TL;DR: It depends, but probably not
You might argue that "all 15 samples are within spec, so the supplier should be approved". Not so fast: depending on the parameters of your full production run, the 15 samples may or may not be statistically significant.
There are numerous calculators online to do these calculations; I used this one. A good resource for the actual formulas is online at NIST's Engineering Statistics Handbook or in any undergraduate Statistics textbook.
From the spec, we know that our confidence interval is 10% (two-sided). This means that any parts within 10% of nominal are acceptable.
Next, we need to determine the confidence level. This is usually 95% but sometimes 99%, and represents "how sure" we can be of the result.
The final piece of information we can give if it's known is the population size. In this scenario, this is the total number of parts to be ordered from the vendor over the lifetime of the product/process. Most calculators allow this to be left blank and, if missing, assume a large value, because the effect of the population size decreases as it grows in relation to the sample size.
Assuming a 95% confidence level and our 10% confidence interval, with population left blank, we need a sample size of 96 parts in order to have a statistically significant result. Increasing to a confidence level of 99% requires a sample size of 166 parts.
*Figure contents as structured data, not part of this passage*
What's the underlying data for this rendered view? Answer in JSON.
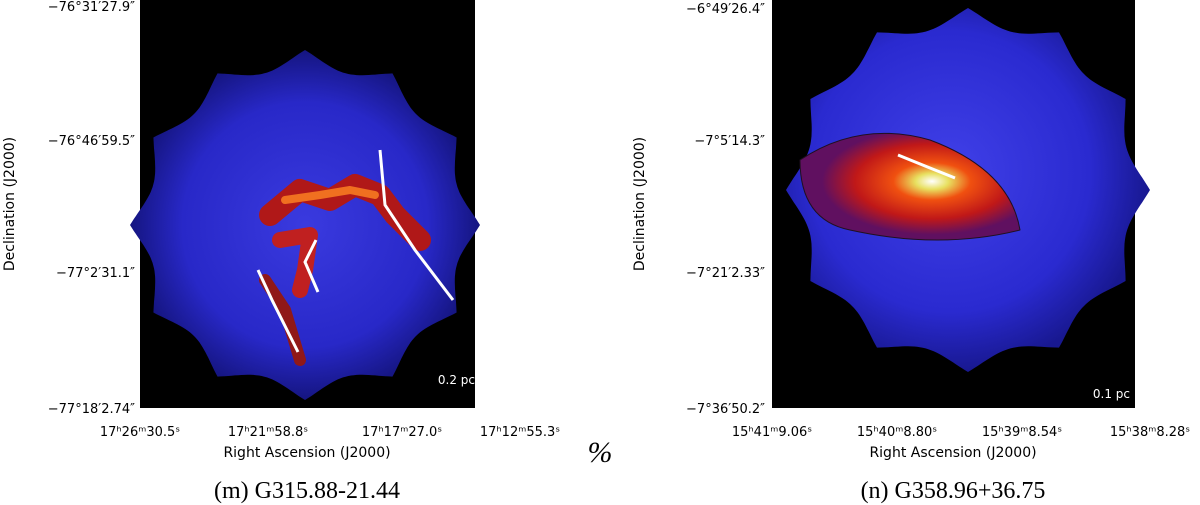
{
  "panels": [
    {
      "y_ticks": [
        "−76°31′27.9″",
        "−76°46′59.5″",
        "−77°2′31.1″",
        "−77°18′2.74″"
      ],
      "x_ticks": [
        "17ʰ26ᵐ30.5ˢ",
        "17ʰ21ᵐ58.8ˢ",
        "17ʰ17ᵐ27.0ˢ",
        "17ʰ12ᵐ55.3ˢ"
      ],
      "x_label": "Right Ascension (J2000)",
      "y_label": "Declination (J2000)",
      "scale_bar": "0.2 pc",
      "caption": "(m)  G315.88-21.44"
    },
    {
      "y_ticks": [
        "−6°49′26.4″",
        "−7°5′14.3″",
        "−7°21′2.33″",
        "−7°36′50.2″"
      ],
      "x_ticks": [
        "15ʰ41ᵐ9.06ˢ",
        "15ʰ40ᵐ8.80ˢ",
        "15ʰ39ᵐ8.54ˢ",
        "15ʰ38ᵐ8.28ˢ"
      ],
      "x_label": "Right Ascension (J2000)",
      "y_label": "Declination (J2000)",
      "scale_bar": "0.1 pc",
      "caption": "(n)  G358.96+36.75"
    }
  ],
  "stray_mark": "%"
}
So, for industry-standard confidence levels, we cannot conclude that the vendor be approved based on the initial sample of 15 parts alone.
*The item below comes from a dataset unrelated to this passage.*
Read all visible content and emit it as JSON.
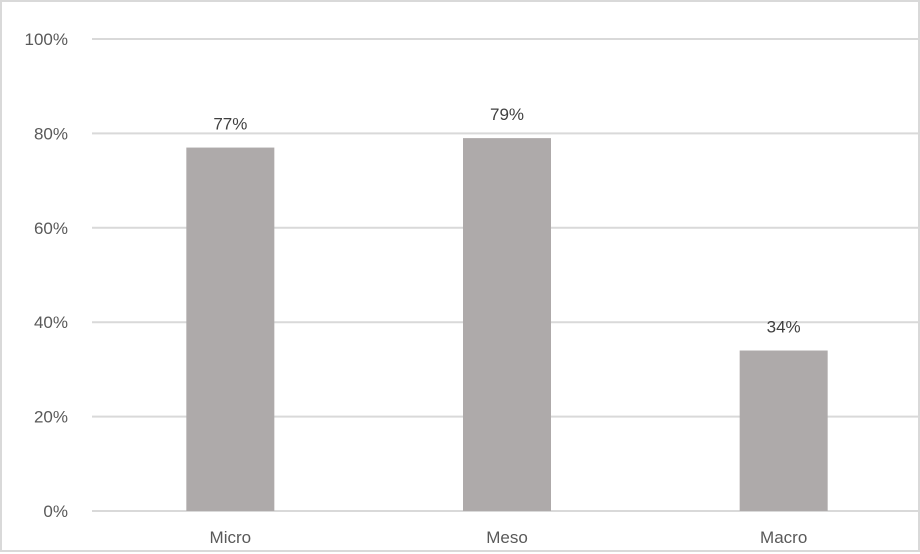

Wait a minute—the entire FAIR run was within spec! Well yes, but what's to say the next 15 won't be out of spec? We don't know—that's why we have statistics! :-)
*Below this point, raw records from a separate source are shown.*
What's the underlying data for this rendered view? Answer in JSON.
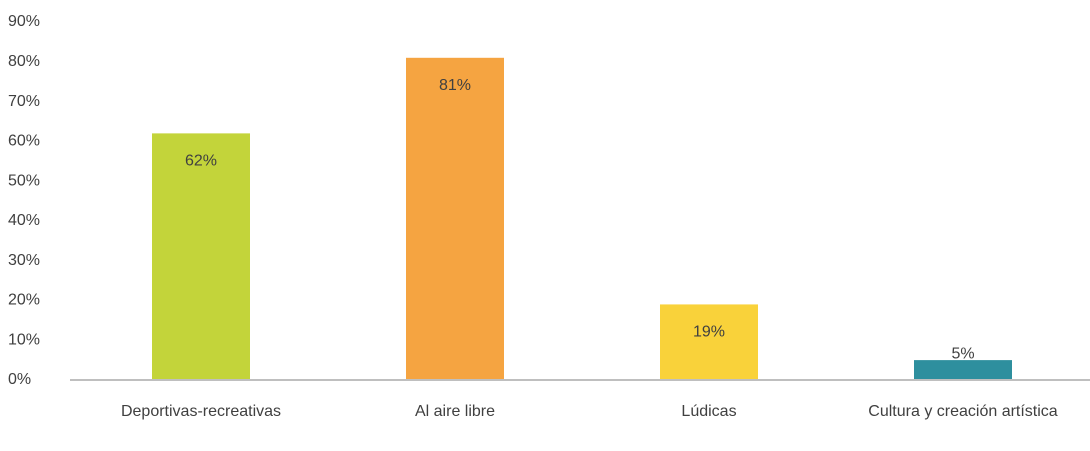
{
  "chart_data": {
    "type": "bar",
    "categories": [
      "Deportivas-recreativas",
      "Al aire libre",
      "Lúdicas",
      "Cultura y creación artística"
    ],
    "values": [
      62,
      81,
      19,
      5
    ],
    "value_labels": [
      "62%",
      "81%",
      "19%",
      "5%"
    ],
    "colors": [
      "#c3d43a",
      "#f5a441",
      "#f9d23a",
      "#2e8f9e"
    ],
    "ylim": [
      0,
      90
    ],
    "yticks": [
      {
        "value": 0,
        "label": "0%"
      },
      {
        "value": 10,
        "label": "10%"
      },
      {
        "value": 20,
        "label": "20%"
      },
      {
        "value": 30,
        "label": "30%"
      },
      {
        "value": 40,
        "label": "40%"
      },
      {
        "value": 50,
        "label": "50%"
      },
      {
        "value": 60,
        "label": "60%"
      },
      {
        "value": 70,
        "label": "70%"
      },
      {
        "value": 80,
        "label": "80%"
      },
      {
        "value": 90,
        "label": "90%"
      }
    ],
    "grid": false
  }
}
Well, under what circumstances is our sample significant?
Just for illustration, I entered population values until I found a statistically-significant result at $n=15$: for 95% confidence level, $n=15$ samples would be significant only if the population (total production run) is 18 parts! For a confidence level of 99%, the situation is even worse: significance only if the production run is 16 parts!
The calculations above assume that the process follows a normal distribution and that the sample is representative of the population. In practice, both of these assumptions may be inaccurate.